Le discret Premier ministre belge Herman Van Rompuy peut compter sur l’appui du couple franco-allemand et demeure encore favori à l’élection au poste, mais ne fait toujours pas l’unanimité. Les autres noms évoqués pour la présidence du Conseil européen sont le Néerlandais Jan Peter Balkenende, le Luxembourgeois Jean-Claude Juncker ou la Lettone Vaira Vike-Freiberga. « Cherchez la femme, pardieu ! Cherchez la femme ! »(1).
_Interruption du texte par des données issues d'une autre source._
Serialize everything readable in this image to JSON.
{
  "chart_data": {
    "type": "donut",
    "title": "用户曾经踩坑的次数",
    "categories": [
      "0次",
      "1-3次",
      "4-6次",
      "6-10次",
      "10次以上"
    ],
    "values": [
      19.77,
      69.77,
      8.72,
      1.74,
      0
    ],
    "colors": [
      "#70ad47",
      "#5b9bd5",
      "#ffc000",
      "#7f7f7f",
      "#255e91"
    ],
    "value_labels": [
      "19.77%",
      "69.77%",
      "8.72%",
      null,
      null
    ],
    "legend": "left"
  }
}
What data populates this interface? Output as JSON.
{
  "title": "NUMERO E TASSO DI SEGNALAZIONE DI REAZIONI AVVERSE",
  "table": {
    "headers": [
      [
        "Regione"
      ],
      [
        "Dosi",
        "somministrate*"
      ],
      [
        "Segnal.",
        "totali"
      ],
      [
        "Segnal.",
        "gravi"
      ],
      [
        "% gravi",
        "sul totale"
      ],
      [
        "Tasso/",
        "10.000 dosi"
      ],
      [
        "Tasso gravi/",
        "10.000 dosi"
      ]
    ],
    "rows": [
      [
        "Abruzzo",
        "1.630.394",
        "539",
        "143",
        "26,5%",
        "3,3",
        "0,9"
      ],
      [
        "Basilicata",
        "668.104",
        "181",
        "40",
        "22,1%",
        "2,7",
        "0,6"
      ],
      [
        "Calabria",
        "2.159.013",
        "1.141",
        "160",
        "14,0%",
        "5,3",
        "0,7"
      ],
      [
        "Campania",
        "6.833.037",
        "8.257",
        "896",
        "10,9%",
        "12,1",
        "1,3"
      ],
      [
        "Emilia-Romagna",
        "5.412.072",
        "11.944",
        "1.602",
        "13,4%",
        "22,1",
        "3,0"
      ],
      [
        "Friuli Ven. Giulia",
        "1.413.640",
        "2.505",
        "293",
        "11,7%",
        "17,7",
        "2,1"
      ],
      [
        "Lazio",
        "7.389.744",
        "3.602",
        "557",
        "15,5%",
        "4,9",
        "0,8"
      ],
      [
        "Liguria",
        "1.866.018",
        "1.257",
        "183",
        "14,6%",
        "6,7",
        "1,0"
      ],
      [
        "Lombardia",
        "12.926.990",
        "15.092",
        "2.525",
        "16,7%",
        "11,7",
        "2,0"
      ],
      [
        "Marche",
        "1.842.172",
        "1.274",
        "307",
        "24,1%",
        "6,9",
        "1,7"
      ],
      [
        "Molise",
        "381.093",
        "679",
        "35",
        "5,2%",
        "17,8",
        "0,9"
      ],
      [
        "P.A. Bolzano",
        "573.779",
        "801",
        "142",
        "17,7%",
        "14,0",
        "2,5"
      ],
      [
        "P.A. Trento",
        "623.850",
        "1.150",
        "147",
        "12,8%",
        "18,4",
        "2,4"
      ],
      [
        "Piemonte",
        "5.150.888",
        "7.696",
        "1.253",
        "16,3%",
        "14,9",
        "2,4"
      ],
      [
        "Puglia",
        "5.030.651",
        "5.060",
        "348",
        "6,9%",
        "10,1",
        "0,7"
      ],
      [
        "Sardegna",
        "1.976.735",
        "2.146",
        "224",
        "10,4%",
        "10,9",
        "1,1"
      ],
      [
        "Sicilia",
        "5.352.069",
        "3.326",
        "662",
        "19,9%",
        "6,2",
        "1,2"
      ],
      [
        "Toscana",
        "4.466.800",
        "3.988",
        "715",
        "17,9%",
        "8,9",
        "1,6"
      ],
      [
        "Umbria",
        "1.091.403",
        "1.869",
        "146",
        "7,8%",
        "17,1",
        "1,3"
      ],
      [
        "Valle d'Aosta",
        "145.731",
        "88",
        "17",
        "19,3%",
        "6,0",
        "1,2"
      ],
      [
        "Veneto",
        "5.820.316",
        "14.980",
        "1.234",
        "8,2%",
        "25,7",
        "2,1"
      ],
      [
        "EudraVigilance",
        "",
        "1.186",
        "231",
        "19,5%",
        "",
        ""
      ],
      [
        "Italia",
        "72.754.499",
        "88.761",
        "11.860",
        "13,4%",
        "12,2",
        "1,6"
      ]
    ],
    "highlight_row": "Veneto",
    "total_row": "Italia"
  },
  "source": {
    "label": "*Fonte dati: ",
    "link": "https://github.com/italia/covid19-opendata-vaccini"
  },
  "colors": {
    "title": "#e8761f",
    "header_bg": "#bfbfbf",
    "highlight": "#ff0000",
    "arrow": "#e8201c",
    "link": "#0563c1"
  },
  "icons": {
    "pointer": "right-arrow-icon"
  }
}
La présidence du Conseil européen ou le poste de Haut représentant aux affaires étrangères de l’UE devrait revenir à une femme. Telle est l’idée qui tend à prendre forme dans l’opinion publique européenne. La prise en compte des équilibres classiques entre Etats du Nord et du Sud, entre Etats de l’Est et de l’Ouest, entre petits et grands Etats, devraient être complétés par un équilibre entre hommes et femmes s’agissant des postes à pourvoir au sein de l’Union européenne. La faible représentation des femmes aux postes clefs de l’Union européenne n’est que le reflet d’une réalité politique et institutionnelle nationale : on ne compte aujourd’hui en Europe qu’une seule femme à la tête d’un gouvernement (Allemagne) et deux au poste de chef d’Etat (Finlande et Lituanie).

L’évocation d’une femme à la présidence du Conseil européen doit être prise au sérieux par les chefs d’Etat ou de gouvernement. Outre le retentissement qu’aurait l’élection d’une présidente à la tête du Conseil européen, l’expérience des personnalités les plus souvent citées donne du crédit à cette hypothèse. Si les candidates officielles sont rares, les candidatures virtuelles et crédibles ne manquent pas : Mary Robinson (l’ancienne présidente de la République d’Irlande), mais aussi l’ancienne chef de la diplomatie grecque Dora Bakoyannis, son ex-homologue autrichienne Ursula Plassnik, ou encore Vaira Vike-Freiberga (ex-présidente de la République de la Lettonie). Cette dernière est la seule « candidate officielle » au poste de président du Conseil européen, soutenue par son propre pays et par quelques Etats d’Europe centrale qui souhaitent la voir incarner la « Nouvelle Europe » au « sommet » de l’Union. Un « coup double » en somme.

(1) Alexandre Dumas, Les Mohicans de Paris, Paris, Michel Lévy frères éditeurs, p. 232.